Una muraglia anti-immigranti sulla frontiera italo-slovena è un’idea tanto infelice quanto irrealizzabile. Chi conosce la morfologia dell’isontino e del Carso triestino sa benissimo che erigere anche solo reticolati sulle ripide dorsali fra dirupi e doline sarebbe un’impresa impossibile. Non lo fece il comunismo titino quando questa era la frontiera della guerra fredda e non sarà certo il nostro inane governo ad avventurarsi in un’opera faraonica e costosa.
Chi ne afferma la necessità lo fa per propaganda politica, per provocazione, per altri fini che non hanno nulla a che vedere con il problema dell’immigrazione. Il solo affermare questa velleità è irresponsabile e antistorico. È un’evocazione di tempi oscuri che credevamo di esserci messi alle spalle per sempre.
Uno dei motivi per cui la frontiera italo-slovena non è riducibile a trincea è che non è una frontiera. La vecchia linea di confine oggi è quella della Terza Guerra di Indipendenza. Un dato che sarebbe da ricordare: ecco quanta espansione territoriale ci sono valse due guerre mondiali. Solo l’angusta striscia di terra da Gorizia a Trieste è la “conquista” che ci rimane dopo milioni di morti. Stretta da una frontiera che da allora divide innaturalmente un territorio omogeneo dove il mondo slavo e quello latino si sono sempre mescolati. La sua scomparsa, grazie all’Unione europea, ha ridato omogeneità e respiro a terre dilaniate dalle guerre degli opposti nazionalismi che hanno cercato invano di tracciare una linea di divisione dove la mescolanza è sempre stata la normalità. Città martiri come Trieste e Gorizia, che in questi anni sono rifiorite grazie alla libera circolazione che ha portato nuovi commerci e flussi di turisti, non accetteranno mai di essere di nuovo rinchiuse dietro il filo spinato.

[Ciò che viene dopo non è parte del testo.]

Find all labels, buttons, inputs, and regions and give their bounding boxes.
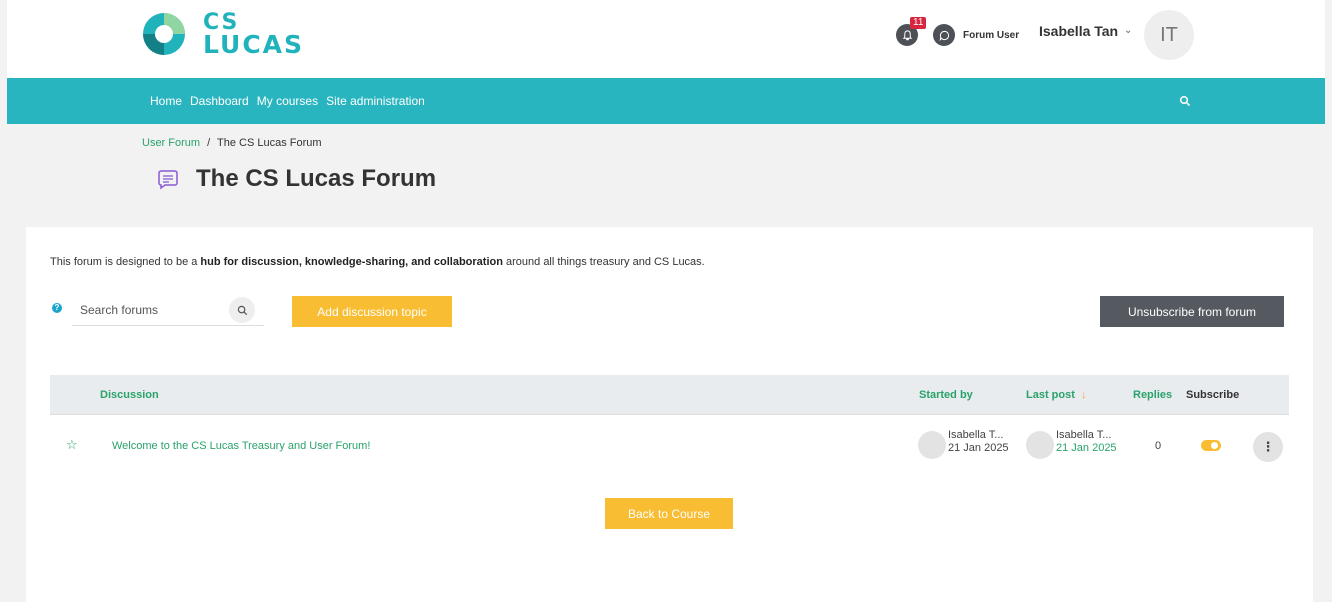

Questa regione a cavallo fra Alpi e Adriatico è una delle tante parti d’Europa che le frontiere hanno a lungo snaturato e a cui solo la pace europea ha ridato il proprio posto nella geografia e nella storia del continente. Una terra di passaggio e di incontro, di mescolanza e di poliglossia, un’Europa in miniatura dove la diversità culturale è nell’individuo e nelle famiglie prima che nelle città e nella società. Parlare di muri qui è un gesto grave che lancia ai nostri vicini un messaggio inquietante, di regressione al passato, di chiusura e di minaccia. Può venire solo da persone che non conoscono queste terre o che le conoscono fin troppo bene e sono pronte anche a ridare fuoco alle micidiali polveri della storia pur di accaparrarsi il favore di qualche scalmanato xenofobo.